O Dia da Mulher não acabou
O Dia da Mulher não acabou, talvez nem tenha começado.
Como maridos, como filhos, como irmãos, vivemos alertando as mulheres do perigo das ruas, vivemos pedindo para não ficarem distraídas dentro do carro, ou para mandarem a localização do aplicativo, ou para não andarem sozinhas em programas noturnos. Só que os inimigos não são invisíveis, mas íntimos. De acordo com o Ministério da Saúde, 58,4% das vítimas de abuso na faixa etária entre 10 e 19 anos foram agredidas por pessoas próximas. Ou seja, dentro de casa.
Está na hora, um tanto atrasada, de raciocinarmos sobre nossa paranoia manipuladora. Podamos a liberdade delas por medo da insegurança, sob a forma de permanente preocupação, enquanto o risco real se apresenta num ambiente doméstico.
Nós queremos tanto que nossas mulheres encontrem uma história de amor, e acabamos por esquecer que a maior história de amor que elas podem ter é consigo mesmas. Devido à obsessão de que estejam acompanhadas, não acompanhamos o seu presente. Acreditamos que a irmã, a mãe, a filha alcançarão a realização ao lado de alguém, e fazemos vista grossa para quem chega.
Não priorizamos a individualidade, a independência, a autonomia, a aventura da experiência.
A sensação é de que nós desejamos nos livrar delas. Praticamos um desrespeito primitivo: o desinteresse por quem elas são, valorizando mais com quem elas estão. Nosso alarmismo é fabricado. Tememos a sua presença. Tememos as suas reações. Tememos as suas perguntas. Tememos as suas inquietações. Tememos as suas curiosidades. Tememos as suas mil facetas sadias.

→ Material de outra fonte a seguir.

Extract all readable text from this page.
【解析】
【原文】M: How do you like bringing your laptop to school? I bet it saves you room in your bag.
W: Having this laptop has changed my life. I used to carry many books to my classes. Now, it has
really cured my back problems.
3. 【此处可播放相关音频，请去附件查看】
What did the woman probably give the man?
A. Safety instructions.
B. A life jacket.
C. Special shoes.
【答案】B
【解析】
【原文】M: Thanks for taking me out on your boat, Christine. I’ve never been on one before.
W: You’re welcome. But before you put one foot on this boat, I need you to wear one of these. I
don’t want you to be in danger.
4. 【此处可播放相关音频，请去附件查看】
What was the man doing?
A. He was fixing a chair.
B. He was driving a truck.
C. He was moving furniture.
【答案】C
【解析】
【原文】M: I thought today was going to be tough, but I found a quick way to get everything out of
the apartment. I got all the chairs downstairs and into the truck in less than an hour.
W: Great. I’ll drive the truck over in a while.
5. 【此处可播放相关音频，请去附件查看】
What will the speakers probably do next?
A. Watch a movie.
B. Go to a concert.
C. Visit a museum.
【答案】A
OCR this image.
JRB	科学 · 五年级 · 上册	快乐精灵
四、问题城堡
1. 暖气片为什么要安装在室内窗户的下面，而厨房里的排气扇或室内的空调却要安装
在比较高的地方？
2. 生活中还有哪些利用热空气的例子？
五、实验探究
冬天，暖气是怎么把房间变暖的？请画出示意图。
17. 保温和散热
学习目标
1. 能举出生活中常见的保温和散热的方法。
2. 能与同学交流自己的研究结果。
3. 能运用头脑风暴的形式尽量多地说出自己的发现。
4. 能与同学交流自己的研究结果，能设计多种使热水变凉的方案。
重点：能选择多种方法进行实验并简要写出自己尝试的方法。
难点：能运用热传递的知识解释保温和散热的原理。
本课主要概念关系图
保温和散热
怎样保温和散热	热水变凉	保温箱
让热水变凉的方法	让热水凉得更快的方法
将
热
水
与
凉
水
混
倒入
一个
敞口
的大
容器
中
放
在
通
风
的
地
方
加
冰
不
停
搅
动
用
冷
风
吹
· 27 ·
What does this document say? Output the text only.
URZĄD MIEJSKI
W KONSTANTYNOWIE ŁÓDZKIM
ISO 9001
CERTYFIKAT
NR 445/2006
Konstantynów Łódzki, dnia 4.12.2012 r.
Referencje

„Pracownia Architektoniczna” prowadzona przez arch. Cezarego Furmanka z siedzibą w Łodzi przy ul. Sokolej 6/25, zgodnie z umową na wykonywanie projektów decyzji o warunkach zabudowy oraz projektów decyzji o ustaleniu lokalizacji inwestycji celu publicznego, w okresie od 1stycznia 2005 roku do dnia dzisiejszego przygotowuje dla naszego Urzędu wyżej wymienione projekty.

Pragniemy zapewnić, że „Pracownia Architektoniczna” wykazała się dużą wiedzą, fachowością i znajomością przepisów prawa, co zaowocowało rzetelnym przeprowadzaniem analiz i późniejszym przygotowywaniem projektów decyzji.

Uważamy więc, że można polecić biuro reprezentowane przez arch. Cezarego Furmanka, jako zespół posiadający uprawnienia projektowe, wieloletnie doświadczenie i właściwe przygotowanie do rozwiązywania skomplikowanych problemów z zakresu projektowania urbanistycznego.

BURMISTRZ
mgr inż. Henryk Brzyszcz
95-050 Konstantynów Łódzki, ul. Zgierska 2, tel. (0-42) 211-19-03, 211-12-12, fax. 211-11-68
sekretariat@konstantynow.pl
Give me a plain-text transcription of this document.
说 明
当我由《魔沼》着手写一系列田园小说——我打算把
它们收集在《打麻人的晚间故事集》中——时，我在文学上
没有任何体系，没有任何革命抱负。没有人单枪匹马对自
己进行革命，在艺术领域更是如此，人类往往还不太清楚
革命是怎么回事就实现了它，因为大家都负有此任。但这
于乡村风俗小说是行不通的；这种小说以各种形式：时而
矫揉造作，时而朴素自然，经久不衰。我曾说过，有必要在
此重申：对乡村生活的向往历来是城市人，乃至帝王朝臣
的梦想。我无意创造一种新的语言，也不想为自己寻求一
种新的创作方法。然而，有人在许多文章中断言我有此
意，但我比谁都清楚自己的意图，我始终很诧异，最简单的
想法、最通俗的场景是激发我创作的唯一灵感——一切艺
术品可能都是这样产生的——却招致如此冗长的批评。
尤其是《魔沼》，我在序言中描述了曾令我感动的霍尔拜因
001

A pretensão absurda e equivocada de resolver a vida delas vem do receio de que elas, permanecendo perto, revelem por fim quem realmente somos. Enxergamos nelas o nosso espelho, os nossos problemas, a nossa verdade nua e crua. As mulheres guardam a nossa caixa de Pandora, são testemunhas de nossa violência exacerbada.
Procuramos mantê-las o mais longe possível. Tanto que trocamos de lado com facilidade, tornamo-nos melhores amigos dos nossos cunhados, dos nossos padrastos, dos nossos genros, e deixamos de ser amigos de nossas mulheres. Pois no fundo pretendemos que elas abandonem quem elas são, e assim passem a ser o matrimônio, dois em um, não mais elas. É como se aquela multidão de uma pessoa fosse reduzida a seu par.
Você, homem que está me lendo, pergunte a si mesmo: - Será que tenho medo das mulheres? Devemos parar de dar rótulos. Porque rótulos são sempre maneiras de descartar a companhia feminina, desconsiderá-la.
Se a mulher expressa seus sentimentos, ela é dramática. Já você se vê como espontâneo.
Se a mulher se mostra sensível, ela está exagerando no rancor. Já você tem direito a se mostrar desapontado por longo período. Se a mulher é livre, ela é doida. Já você nunca fez loucuras. Se a mulher fala palavrão, ela é vulgar. Já você nunca recebe fama de desbocado.
Se a mulher é engraçada, ela é inconveniente. Já você desfruta da chance de rir de todo mundo. Se a mulher levanta a voz, ela é nervosa. Já você pode gritar, pode explodir, e está tudo bem. É a mania de se sentir superior, de pôr um defeito preventivo para tirar a autoridade, para desmerecer a conduta.
O homem naturaliza o seu comportamento e rotula o comportamento feminino. É impressionante o quanto perdoamos os outros homens, perdoamos a nós mesmos e não damos nenhum espaço para a totalidade da mulher. Mulher precisa apenas de respeito. Respeito é cuidado.